Since the day we were born, we have continuously been learning new skills: how to move, how to speak, read, write, count… All throughout our life, even as adults, we learn and develop new skills in order to adapt to new situations and environments and to grow as humans on a personal and professional level. These learnings enable us to adapt to life’s circumstances but also to remember what strategy worked or didn’t work, what memory was or wasn’t pleasant. By associating a feeling with a situation, our brain is constantly compiling data, taking inventory of memories and structuring thought patterns so we can survive and have our fundamental needs met. Our different experiences shape our personality and make us unique human beings. We are who we are or who we think we are because of the imprint our past experiences left on our brain, these are called engrams. What we think of the world, what we think of others, what we think of ourselves, the way we perceive reality, the way we act or react to situations is a direct consequence of our past experiences.
All we think, feel or desire is a result of 100 billion neurons constantly restructuring their connections according to our needs in order for us to adapt and survive. New neural connections are constantly created when needed and old ones are destroyed when they no longer are of any use. Our brain has indeed the ability to restructure by modifying its neural connections. Neuroplasticity is the mechanism used by the brain to codify our experiences. Our past imprinted experiences lay the foundation for our future behaviours. Neuroscience reveals that each new learning or experience modifies our nervous system, by creating a new neural pathway. If two neurons are activated at the same time, they connect to each other and strengthen their connection through their synapses. This increases the probability they will activate and connect again in the future. This was highlighted by Hebb according to whom neurons that “fire together wire together. This means the more you run a neural circuit in your brain, the stronger that circuit becomes. Each time you repeat an action, the activated neural circuit strengthens, and if there is a strong emotion associated to this action, the activated neural circuit strengthens even more. In the same way, when you stop doing something, the corresponding neurons are less and less activated, and the neural circuit weakens until it totally disappears. It is as if this idea was almost erased from your brain.
Since the end of the nineteenth century, scientists have been highlighting the idea of neuroplasticity and that the brain is not a rigid structure, frozen in time, but rather a flexible, adaptable and plastic organ. Moreover, behaviorists revealed with the famous Pavlov’s dog experiment, that an individual can develop new reflexes when two stimuli are associated. This Pavlovian conditioning proves that the brain has the ability to learn, change and adapt. Neuroplasticity is the brain’s ability to build new neural connections and therefore relearn something that was forgotten or develop a new skill. The brain is changing, with each thought, each sensation, each experience. The brain is continuously transforming, reorganizing, and restructuring itself. It is a tremendously plastic and adaptive organ.
Hypnosis, a powerful tool to induce new behaviours
When possible, the brain always uses the same neural pathways, the ones that are deeply anchored and known by heart. The brain operates in such a way that an action is not favoured because it is considered ‘good’ but rather because it is a deep-seated and well-established habit and our brain doesn’t need to make any effort to get there, it just knows perfectly the path.

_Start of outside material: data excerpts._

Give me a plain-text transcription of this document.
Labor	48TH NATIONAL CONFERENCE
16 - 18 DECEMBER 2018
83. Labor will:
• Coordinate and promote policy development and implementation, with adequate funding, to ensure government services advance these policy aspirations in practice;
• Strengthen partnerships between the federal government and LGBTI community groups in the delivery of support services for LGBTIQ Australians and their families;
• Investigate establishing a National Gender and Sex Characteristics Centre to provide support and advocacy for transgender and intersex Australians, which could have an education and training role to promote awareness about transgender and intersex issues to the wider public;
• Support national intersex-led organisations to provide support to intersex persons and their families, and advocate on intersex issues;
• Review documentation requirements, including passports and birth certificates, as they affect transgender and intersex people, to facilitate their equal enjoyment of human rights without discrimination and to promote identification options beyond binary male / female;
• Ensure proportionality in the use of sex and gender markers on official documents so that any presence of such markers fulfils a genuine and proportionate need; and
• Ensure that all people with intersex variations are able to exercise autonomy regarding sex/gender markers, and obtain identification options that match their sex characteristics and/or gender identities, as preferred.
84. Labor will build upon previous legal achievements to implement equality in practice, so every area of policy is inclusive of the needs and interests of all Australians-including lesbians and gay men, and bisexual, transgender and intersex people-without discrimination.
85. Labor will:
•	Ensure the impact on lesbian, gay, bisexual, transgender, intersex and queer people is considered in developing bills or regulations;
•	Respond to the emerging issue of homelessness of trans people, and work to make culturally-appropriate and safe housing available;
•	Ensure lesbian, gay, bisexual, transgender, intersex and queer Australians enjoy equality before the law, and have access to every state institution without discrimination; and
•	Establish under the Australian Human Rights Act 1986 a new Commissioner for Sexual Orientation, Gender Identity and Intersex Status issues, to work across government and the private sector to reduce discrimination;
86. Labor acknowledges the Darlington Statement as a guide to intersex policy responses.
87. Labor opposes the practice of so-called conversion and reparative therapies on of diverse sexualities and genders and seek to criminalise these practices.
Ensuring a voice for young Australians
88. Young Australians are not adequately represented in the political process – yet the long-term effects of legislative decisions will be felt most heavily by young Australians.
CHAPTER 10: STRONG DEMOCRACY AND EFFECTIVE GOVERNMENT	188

However, hypnosis can short-circuit the most used neural pathways and strengthen the ones that were set aside. The brain areas that are activated in a hypnotic state are similar to the ones that are activated in a real life’s situations. Hypnosis can activate a new neural pathway just by inducing a person to imagine a new situation, because several cortical areas are no longer overcontrolling the mind. In a hypnotic state, the brain reacts as if the situation was happening for real. There is no difference between what is actually lived and what is only imagined as long as it is emotionally deeply felt. This is how hypnosis can truly stimulate neuroplasticity and quickly induce new behaviours.
No matter how old you are you can change old habits and implement new ones. By repeating a new action, either in real life or in your imagination, the brain builds and strengthens new neural pathways, through which messages will travel and transmit faster and faster. With enough repetition, these new behaviours or thought patterns become automatic.
Neural pathways strengthen when fired up by intense emotions and hypnosis has actually the power to induce strong emotions and a deep sense of wellbeing. In a hypnotic state, the subconscious mind can associate a new behaviour with a pleasant feeling. By perceiving things differently, the brain can therefore be reprogrammed to think and act differently.
Each new experience, whether real of imagined, creates a new neural pathway, that will be strengthened when the action is repeated and associated with a strong emotion. If our sense of normality is defined by the sum of our experiences, we can change our sense of normality by having new experiences, which means that, at any given moment, we can rewire new ways of perceiving things, new thought patterns, new habits, new behaviours and therefore redesign our life.